Book Light ON "The Ocean at the End of the Lane"

The Ocean at the End of the Lane by Neil Gaiman

I've been a truly obsessed Gaiman fan since I read American Gods (and promptly read every other possible thing he has ever written or even associated himself with), so the minute this book was published, it promptly bumped every other book from my To-Be-Read queue and consumed my life for a day and a half.

True to Gaiman's style, it's part sci-fi supernatural thriller, part bone-chilling horror story, which makes it wholly awesome. The story begins in the present day where the nameless narrator is attending a family funeral and decides, during a break and totally impulsively, to visit his family's old (now demolished) home. He's reminded during his journey of a friend he had who lived down the lane, a girl a little older than him named Lettie Hempstock, and wondering what ever had become of her, he visits her family's farm. Stepping onto the Hempstock property, his memories of Lettie's pond—which she in her adorably provincial way referred to as her ocean—trickle into his consciousness until he's flooded with his memory of the suicide of a diamond miner, the catalyst for the narrator and Lettie becoming fast friends, as well as their encounter with a strange, paranormal creature that can't resist using its powers on Earth.

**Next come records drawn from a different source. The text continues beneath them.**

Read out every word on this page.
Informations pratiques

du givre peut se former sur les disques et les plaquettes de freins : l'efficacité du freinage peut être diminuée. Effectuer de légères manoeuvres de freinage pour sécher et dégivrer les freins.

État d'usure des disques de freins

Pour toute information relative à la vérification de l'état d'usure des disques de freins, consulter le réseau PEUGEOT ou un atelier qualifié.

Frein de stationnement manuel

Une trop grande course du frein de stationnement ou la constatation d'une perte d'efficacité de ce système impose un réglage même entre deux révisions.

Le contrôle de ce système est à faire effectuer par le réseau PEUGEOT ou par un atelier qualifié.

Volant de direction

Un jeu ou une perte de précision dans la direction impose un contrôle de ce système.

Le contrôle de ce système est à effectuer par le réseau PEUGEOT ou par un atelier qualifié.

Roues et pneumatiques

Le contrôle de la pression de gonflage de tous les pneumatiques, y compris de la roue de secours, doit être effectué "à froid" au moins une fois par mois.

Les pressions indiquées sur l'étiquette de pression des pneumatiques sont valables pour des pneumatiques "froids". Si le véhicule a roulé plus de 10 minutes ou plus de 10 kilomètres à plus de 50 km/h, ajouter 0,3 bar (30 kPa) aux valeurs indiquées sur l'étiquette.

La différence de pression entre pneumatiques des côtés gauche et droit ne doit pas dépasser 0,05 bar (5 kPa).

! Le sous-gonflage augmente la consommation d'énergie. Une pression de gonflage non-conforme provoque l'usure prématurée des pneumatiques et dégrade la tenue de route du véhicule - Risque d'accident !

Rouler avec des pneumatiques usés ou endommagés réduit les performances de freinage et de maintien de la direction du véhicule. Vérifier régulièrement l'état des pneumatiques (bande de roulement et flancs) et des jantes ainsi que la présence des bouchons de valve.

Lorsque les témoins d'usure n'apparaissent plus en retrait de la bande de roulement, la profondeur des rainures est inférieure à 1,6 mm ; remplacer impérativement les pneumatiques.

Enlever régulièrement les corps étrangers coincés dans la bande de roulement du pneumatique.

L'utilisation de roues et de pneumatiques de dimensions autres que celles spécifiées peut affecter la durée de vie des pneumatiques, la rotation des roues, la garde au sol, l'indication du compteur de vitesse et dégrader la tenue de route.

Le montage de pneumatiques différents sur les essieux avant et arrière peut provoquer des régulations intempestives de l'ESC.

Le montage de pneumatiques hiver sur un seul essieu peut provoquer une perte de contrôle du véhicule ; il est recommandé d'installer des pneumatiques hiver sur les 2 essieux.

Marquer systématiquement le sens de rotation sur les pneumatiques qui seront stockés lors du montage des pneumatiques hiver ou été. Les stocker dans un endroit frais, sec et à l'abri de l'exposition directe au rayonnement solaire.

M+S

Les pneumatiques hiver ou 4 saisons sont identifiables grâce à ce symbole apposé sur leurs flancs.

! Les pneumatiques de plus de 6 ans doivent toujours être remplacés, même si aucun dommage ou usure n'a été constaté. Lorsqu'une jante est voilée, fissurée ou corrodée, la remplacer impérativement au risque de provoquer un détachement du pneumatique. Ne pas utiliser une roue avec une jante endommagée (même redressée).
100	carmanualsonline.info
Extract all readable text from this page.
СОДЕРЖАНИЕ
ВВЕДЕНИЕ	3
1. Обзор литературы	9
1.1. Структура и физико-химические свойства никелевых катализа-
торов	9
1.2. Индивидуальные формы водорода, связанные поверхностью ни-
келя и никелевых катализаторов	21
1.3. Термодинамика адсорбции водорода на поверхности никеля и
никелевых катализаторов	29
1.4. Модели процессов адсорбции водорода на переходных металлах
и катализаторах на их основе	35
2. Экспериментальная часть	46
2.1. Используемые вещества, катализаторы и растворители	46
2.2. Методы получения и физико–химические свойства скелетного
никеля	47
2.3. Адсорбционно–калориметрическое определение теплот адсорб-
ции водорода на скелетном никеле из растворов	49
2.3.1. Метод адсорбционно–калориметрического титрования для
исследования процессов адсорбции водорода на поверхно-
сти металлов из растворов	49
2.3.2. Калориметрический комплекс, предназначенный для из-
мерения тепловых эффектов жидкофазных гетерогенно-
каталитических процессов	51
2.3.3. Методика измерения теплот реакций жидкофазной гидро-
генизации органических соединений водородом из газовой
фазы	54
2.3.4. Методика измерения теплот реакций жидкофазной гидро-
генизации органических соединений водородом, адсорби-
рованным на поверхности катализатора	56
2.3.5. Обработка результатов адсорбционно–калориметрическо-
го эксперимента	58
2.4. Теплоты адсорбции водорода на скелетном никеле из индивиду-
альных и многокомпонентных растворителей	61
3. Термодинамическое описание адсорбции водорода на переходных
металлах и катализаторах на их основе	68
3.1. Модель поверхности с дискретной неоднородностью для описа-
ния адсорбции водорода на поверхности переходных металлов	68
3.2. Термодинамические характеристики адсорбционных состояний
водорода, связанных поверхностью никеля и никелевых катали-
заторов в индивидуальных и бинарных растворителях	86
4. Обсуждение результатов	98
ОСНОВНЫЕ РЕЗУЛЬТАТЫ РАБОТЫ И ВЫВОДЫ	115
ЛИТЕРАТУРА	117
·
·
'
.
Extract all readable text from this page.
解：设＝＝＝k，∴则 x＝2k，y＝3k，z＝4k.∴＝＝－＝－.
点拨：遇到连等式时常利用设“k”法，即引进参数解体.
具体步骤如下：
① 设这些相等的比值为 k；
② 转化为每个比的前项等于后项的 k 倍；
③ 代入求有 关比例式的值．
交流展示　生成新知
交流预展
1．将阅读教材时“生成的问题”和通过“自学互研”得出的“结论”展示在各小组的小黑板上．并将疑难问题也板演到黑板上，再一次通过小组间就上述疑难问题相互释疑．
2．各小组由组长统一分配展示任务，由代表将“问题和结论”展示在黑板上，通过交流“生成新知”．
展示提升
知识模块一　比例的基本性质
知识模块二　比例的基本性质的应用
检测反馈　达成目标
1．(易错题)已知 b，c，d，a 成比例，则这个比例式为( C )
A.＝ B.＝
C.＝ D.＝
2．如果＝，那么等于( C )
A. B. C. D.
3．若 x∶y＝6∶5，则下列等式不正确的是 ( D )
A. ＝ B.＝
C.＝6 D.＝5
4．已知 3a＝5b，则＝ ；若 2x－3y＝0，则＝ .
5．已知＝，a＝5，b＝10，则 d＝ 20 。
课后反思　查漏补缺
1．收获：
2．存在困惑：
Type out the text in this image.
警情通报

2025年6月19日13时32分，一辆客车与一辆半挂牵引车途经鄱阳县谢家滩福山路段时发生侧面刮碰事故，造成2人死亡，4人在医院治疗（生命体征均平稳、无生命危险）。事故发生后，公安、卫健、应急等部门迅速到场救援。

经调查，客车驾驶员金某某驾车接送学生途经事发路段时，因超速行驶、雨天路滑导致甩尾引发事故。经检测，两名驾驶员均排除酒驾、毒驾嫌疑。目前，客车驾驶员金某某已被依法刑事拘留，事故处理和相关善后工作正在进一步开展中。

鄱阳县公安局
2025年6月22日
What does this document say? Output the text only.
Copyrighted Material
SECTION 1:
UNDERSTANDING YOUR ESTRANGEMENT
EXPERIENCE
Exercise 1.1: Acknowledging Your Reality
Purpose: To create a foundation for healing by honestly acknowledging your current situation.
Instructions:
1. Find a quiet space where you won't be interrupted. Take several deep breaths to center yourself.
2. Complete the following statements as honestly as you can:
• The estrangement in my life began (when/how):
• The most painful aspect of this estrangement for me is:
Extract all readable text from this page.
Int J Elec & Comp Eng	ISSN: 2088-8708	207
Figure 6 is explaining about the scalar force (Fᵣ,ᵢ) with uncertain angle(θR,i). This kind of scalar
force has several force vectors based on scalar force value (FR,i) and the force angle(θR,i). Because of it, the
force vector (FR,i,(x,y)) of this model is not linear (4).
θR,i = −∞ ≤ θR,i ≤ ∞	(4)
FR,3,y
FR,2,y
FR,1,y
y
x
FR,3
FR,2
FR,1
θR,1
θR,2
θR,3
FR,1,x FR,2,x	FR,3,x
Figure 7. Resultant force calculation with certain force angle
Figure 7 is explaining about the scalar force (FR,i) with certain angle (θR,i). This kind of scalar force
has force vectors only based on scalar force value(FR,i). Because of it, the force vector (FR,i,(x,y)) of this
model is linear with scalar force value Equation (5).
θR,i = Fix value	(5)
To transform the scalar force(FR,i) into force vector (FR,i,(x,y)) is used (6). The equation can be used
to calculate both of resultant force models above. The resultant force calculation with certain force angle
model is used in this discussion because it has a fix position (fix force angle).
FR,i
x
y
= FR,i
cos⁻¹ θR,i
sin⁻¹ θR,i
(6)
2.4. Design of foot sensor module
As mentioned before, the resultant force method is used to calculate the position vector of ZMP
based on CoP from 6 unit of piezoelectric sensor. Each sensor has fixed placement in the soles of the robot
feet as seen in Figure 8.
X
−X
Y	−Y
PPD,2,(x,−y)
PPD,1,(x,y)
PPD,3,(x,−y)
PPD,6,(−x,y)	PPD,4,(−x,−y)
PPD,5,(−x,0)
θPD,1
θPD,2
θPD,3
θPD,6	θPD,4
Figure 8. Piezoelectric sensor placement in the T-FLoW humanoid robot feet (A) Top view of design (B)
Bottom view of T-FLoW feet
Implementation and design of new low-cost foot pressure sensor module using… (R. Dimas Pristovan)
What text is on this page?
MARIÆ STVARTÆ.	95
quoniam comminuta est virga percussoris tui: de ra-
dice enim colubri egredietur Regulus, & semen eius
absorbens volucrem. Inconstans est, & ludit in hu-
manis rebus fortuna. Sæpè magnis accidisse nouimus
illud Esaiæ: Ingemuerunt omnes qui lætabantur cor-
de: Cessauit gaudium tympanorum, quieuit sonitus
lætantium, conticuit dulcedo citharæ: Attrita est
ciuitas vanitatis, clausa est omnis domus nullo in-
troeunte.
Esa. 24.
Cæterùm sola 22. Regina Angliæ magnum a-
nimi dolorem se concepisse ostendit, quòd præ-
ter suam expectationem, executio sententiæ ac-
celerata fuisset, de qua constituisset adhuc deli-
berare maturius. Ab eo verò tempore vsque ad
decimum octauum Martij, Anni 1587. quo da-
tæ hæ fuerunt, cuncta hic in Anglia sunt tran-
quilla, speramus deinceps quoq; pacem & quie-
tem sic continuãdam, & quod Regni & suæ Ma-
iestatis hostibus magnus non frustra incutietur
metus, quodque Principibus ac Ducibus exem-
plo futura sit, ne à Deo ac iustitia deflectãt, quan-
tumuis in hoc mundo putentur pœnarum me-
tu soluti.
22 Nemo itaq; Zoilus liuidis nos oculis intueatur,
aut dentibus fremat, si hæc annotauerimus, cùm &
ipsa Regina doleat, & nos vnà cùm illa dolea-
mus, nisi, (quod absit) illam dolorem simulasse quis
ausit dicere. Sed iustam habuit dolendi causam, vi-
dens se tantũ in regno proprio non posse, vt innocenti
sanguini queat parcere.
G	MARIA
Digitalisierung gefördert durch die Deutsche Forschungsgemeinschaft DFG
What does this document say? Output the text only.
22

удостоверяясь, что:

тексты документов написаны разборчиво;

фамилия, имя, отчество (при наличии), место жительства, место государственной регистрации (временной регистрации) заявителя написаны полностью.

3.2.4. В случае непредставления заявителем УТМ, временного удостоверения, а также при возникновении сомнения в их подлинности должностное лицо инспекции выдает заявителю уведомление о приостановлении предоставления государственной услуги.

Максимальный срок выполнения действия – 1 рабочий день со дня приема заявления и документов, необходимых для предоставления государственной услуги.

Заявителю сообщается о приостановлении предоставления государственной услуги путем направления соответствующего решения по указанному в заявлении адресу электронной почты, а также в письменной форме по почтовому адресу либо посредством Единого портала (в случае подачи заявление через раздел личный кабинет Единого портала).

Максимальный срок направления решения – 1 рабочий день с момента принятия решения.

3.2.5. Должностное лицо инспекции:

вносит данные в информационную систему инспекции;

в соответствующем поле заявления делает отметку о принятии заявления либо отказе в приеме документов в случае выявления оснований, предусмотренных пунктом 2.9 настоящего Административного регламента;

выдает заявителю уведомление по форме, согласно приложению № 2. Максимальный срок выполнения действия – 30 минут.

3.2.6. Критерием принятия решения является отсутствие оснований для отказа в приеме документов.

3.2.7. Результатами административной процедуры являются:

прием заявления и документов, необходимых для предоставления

Though the narrator begins a skeptic, he quickly remembers walking hand-in-hand with Lettie through the Hempstock property into a parallel world where they confront a hideous beast who grotesquely bores her way into the narrator's body and is transported like a virus into his world. Soon the beast has infiltrated his family, causing unrest and seeking the whole time to do the narrator endless harm. The book quickly escalates, as the beast's destruction of everything good introduces a slew of even more harmful, ravenous "varmints," and does this all at a nightmare-inducing pace that makes it impossible to put the book down lest the young narrator and Lettie come to more danger because you're not reading them to safety.

It's a short read, well worth the time invested, and not without its moments of bittersweet realities. When you as a reader take a dip in the eponymous ocean at the end of the lane with Lettie and the narrator, you'll want to jump in just as much as I did to see how those improbable waters change you. Needless to say, this is one I will gladly re-read (I can go slower now that I know the ending is at least not UNhappy). The Ocean at the End of the Lane is available throughout the CAFÉ system in print and audiobook.